This page focuses on the debt students take on to attend Southcentral Kentucky Community and Technical College— how much they borrow, how that debt is spread across the student body, and what it costs to pay back. These figures are reported by the Department of Education and IPEDS.
At SKYCTC specifically, 6% of freshmen borrow to help pay for their first year, averaging $5,168 per borrower, covering both private and federal loans.
The average federally funded loan is $5,168, representing 94.0% of the $5,500 first-year borrowing cap for the typical first-year dependent student. Note that average undergraduate loan amounts shown later do not include private loans — so the full freshman figure above is not directly comparable.

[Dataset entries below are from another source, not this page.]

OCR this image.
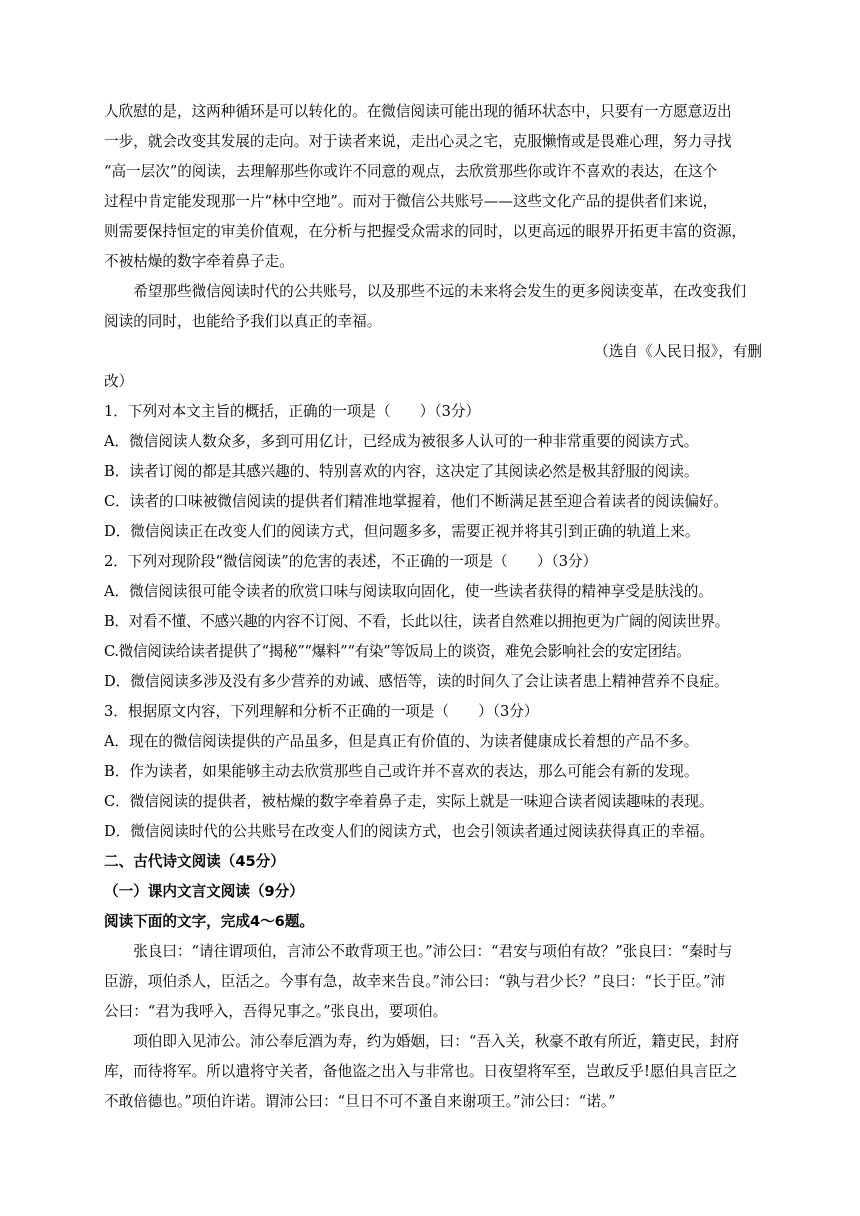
人欣慰的是，这两种循环是可以转化的。在微信阅读可能出现的循环状态中，只要有一方愿意迈出

一步，就会改变其发展的走向。对于读者来说，走出心灵之宅，克服懒惰或是畏难心理，努力寻找

“高一层次”的阅读，去理解那些你或许不同意的观点，去欣赏那些你或许不喜欢的表达，在这个

过程中肯定能发现那一片“林中空地”。而对于微信公共账号——这些文化产品的提供者们来说，

则需要保持恒定的审美价值观，在分析与把握受众需求的同时，以更高远的眼界开拓更丰富的资源，

不被枯燥的数字牵着鼻子走。

希望那些微信阅读时代的公共账号，以及那些不远的未来将会发生的更多阅读变革，在改变我们

阅读的同时，也能给予我们以真正的幸福。

（选自《人民日报》，有删

改）

1．下列对本文主旨的概括，正确的一项是（　　）（3分）

A．微信阅读人数众多，多到可用亿计，已经成为被很多人认可的一种非常重要的阅读方式。

B．读者订阅的都是其感兴趣的、特别喜欢的内容，这决定了其阅读必然是极其舒服的阅读。

C．读者的口味被微信阅读的提供者们精准地掌握着，他们不断满足甚至迎合着读者的阅读偏好。

D．微信阅读正在改变人们的阅读方式，但问题多多，需要正视并将其引到正确的轨道上来。

2．下列对现阶段“微信阅读”的危害的表述，不正确的一项是（　　）（3分）

A．微信阅读很可能令读者的欣赏口味与阅读取向固化，使一些读者获得的精神享受是肤浅的。

B．对看不懂、不感兴趣的内容不订阅、不看，长此以往，读者自然难以拥抱更为广阔的阅读世界。

C.微信阅读给读者提供了“揭秘”“爆料”“有染”等饭局上的谈资，难免会影响社会的安定团结。

D．微信阅读多涉及没有多少营养的劝诫、感悟等，读的时间久了会让读者患上精神营养不良症。

3．根据原文内容，下列理解和分析不正确的一项是（　　）（3分）

A．现在的微信阅读提供的产品虽多，但是真正有价值的、为读者健康成长着想的产品不多。

B．作为读者，如果能够主动去欣赏那些自己或许并不喜欢的表达，那么可能会有新的发现。

C．微信阅读的提供者，被枯燥的数字牵着鼻子走，实际上就是一味迎合读者阅读趣味的表现。

D．微信阅读时代的公共账号在改变人们的阅读方式，也会引领读者通过阅读获得真正的幸福。

二、古代诗文阅读（45分）

（一）课内文言文阅读（9分）

阅读下面的文字，完成4～6题。

张良曰：“请往谓项伯，言沛公不敢背项王也。”沛公曰：“君安与项伯有故？”张良曰：“秦时与

臣游，项伯杀人，臣活之。今事有急，故幸来告良。”沛公曰：“孰与君少长？”良曰：“长于臣。”沛

公曰：“君为我呼入，吾得兄事之。”张良出，要项伯。

项伯即入见沛公。沛公奉卮酒为寿，约为婚姻，曰：“吾入关，秋豪不敢有所近，籍吏民，封府

库，而待将军。所以遣将守关者，备他盗之出入与非常也。日夜望将军至，岂敢反乎!愿伯具言臣之

不敢倍德也。”项伯许诺。谓沛公曰：“旦日不可不蚤自来谢项王。”沛公曰：“诺。”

Across the full undergraduate body at SKYCTC (freshmen included), 15% rely on federal student loans toward their education, for a typical $5,486 in federal loans per year. This works out to 6.2% more than the $5,168 borrowed by freshmen.
At a steady annual pace, that totals around $10,972 in two years and roughly $21,944 after four. These figures assume identical federal borrowing each year and omit private and Parent PLUS loans.
| Undergraduate federal borrowing | Value |
|---|---|
| Share using federal loans | 15% |
| Average federal loan per year | $5,486 |
| Undergraduates with a federal loan | 446 |
| Total federal loans (one year) | $2,446,826 |
Graduating and withdrawing students at SKYCTC carry a median federal debt of $7,600 in federal borrowing.
| Borrower group | Median federal debt |
|---|---|
| All federal borrowers | $7,600 |
| Students who completed (graduates) | $10,175 |
| Students who withdrew | $6,024 |
Debt carried by students who withdrew is a key risk signal — these borrowers owe money without having earned the credential.
Half of all borrowers fall between the 25th and 75th percentiles shown below for SKYCTC.
| Percentile | Cumulative Federal Debt |
|---|---|
| 10th percentile (lowest-debt students) | $2,000 |
| 25th percentile | $4,000 |
| 75th percentile | $16,500 |
| 90th percentile (highest-debt students) | $25,972 |
The gap between the 10th and 90th percentile is the clearest single measure of how widely borrowing varies at SKYCTC.
PLUS loans — taken out by parents or graduate students — add to the total cost of attendance financed by debt at SKYCTC.
| Group | Borrowers | Median debt incl. PLUS |
|---|---|---|
| All borrowers | 248 | $9,488 |
| Completed (graduates) | 90 | $7,700 |
| Did not complete | 158 | $10,309 |
For students who completed, the median total debt including PLUS loans works out to a standard 10-year payment of about $91.56/mo.
Federal data lets us separate Stafford borrowers from the rest at SKYCTC.
Stafford vs Non-Stafford (any year)
| Cohort | Borrowers | Median debt incl. PLUS |
|---|---|---|
| Used a Stafford loan | 238 | — |
| No Stafford loan | 10 | — |
Borrowers With a Stafford Loan This Year
| Cohort | Borrowers | Median debt incl. PLUS |
|---|---|---|
| Stafford loan this year | 96 | $8,501 |
| No Stafford loan this year | 152 | $10,104 |
Repayment burden translates the debt figures into what a borrower actually pays each month. SKYCTC.
Defaulting means failing to repay a federal student loan, which carries serious credit consequences. Two-year cohort default-rate data for SKYCTC is shown below.
| Metric | Value |
|---|---|
| 2-year cohort default rate | 25.2% |
| Borrowers in the cohort | 844 |
This rate follows a borrower cohort from the start of repayment through the two-year window the Department of Education uses.
Median debt differs by income tier, first-generation status, and whether the student is financially dependent.
Borrowing by Income Tier
| Income tier | Median federal debt |
|---|---|
| Low income | $8,293 |
| Middle income | $7,698 |
| High income | $6,000 |
First-Gen vs Continuing-Gen Borrowing
| Cohort | Median federal debt |
|---|---|
| First-generation students | $7,971 |
| Continuing-generation students | $6,045 |
Dependency-Status Comparison
| Cohort | Median federal debt |
|---|---|
| Dependent students | $6,000 |
| Independent students | $9,211 |
Federal data publishes the following gap measures for SKYCTC.
Subsidized vs. Unsubsidized Loans
Unsubsidized federal student loans accrue interest every month — even while you are still enrolled. Unless you pay that interest as it builds, the balance you owe at graduation can be noticeably higher than the amount you originally borrowed.
Important to Remember
Declaring bankruptcy does not erase federal student loan debt. If you stop paying, the federal government can garnish a portion of your wages until the loans are repaid.
References
More about our data sources and methodologies.